Abgesehen von den rechtlichen Rahmenbedingungen und was du darfst und was du nicht darfst, würde ich auf jeden Fall auf der Landing Page und vor allem dort, wo die Opt-in Funktion ist, immer betonen, dass du diese Daten wirklich nur für deinen Newsletter nutzt und nicht an Dritte weitergeben wirst. Das ist grundsätzlich selbstverständlich. Aber ich würde es nochmal betonen, weil es natürlich noch mehr Sicherheit gibt, dass die Daten deiner NutzerInnen sicher sind.

5. Ein klarer Anmeldevorgang

Was bedeutet das? Es bedeutet: Meldet sich jemand nun zu deiner E-Mail Liste an, muss sofort ganz klar sein, was jetzt passiert. Heißt, es sollte dort inhaltlich stehen: Du bekommst jetzt eine E-Mail, weil wir haben ein Double Opt-in. Bitte bestätige die E-Mail, dann bekommst du dein PDF, deine Video-Serie oder was auch immer du als Lead Magnet oder als Freebie den Leuten zur Verfügung stellst.
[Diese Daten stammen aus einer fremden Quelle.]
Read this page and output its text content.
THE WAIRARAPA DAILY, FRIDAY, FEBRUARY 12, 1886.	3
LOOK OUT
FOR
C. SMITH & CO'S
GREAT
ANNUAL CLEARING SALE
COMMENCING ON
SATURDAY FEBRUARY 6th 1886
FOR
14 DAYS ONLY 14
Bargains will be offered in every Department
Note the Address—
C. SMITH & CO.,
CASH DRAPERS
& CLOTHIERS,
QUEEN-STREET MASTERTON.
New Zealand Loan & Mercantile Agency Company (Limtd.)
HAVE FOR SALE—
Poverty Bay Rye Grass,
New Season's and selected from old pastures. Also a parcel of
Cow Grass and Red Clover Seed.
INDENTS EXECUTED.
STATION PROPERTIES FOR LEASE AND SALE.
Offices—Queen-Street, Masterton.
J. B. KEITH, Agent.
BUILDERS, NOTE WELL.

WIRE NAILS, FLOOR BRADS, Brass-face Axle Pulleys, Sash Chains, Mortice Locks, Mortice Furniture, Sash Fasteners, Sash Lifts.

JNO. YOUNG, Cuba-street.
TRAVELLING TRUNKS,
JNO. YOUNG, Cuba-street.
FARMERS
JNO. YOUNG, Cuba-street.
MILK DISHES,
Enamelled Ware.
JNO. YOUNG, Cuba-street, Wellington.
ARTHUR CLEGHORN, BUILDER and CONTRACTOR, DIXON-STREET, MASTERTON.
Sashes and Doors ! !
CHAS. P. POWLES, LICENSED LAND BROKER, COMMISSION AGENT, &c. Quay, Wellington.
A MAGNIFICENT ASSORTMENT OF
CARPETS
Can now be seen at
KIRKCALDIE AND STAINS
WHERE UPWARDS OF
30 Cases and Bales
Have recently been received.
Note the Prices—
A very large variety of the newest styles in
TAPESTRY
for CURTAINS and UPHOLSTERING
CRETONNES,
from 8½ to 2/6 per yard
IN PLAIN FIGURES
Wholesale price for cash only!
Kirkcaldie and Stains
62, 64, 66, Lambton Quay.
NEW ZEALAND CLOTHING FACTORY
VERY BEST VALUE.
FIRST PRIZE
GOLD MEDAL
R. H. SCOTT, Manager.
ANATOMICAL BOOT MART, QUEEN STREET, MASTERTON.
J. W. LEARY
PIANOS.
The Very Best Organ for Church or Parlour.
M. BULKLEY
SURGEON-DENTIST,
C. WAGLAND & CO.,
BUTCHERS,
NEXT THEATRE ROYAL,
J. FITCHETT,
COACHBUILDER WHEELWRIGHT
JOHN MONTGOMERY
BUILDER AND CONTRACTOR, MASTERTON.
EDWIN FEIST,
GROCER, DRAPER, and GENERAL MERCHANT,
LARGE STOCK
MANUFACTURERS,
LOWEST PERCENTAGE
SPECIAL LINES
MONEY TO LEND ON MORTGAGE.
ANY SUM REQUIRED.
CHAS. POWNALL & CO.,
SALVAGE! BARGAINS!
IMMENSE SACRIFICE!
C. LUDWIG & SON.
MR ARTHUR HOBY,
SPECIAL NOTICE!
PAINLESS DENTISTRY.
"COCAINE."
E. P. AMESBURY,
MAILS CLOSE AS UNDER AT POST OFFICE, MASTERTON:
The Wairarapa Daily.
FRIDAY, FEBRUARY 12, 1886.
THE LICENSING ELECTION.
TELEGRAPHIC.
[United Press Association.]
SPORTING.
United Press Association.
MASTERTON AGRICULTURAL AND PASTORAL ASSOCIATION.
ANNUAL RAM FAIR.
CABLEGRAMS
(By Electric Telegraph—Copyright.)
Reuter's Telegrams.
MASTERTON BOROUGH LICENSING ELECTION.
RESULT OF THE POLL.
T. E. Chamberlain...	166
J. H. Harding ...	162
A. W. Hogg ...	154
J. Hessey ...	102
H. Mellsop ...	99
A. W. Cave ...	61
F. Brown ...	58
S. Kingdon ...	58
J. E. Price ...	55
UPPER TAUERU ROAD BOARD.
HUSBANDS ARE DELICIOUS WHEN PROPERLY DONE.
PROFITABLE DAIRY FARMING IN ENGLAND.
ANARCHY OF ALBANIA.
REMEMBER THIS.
Wichtig ist, dass dieses Freebie sehr schnell ankommt. Bei den meisten E-Mail Programmen ist es relativ schnell eingestellt.  Bei Mailchimp kannst du ganz schnell ein Double Opt-in einstellen und dann einfach diese Automatisierungs E-Mails machen, sodass die Leute sofort ihre Freebies, ihre PDFs, ihre E-Mails etc. bekommen.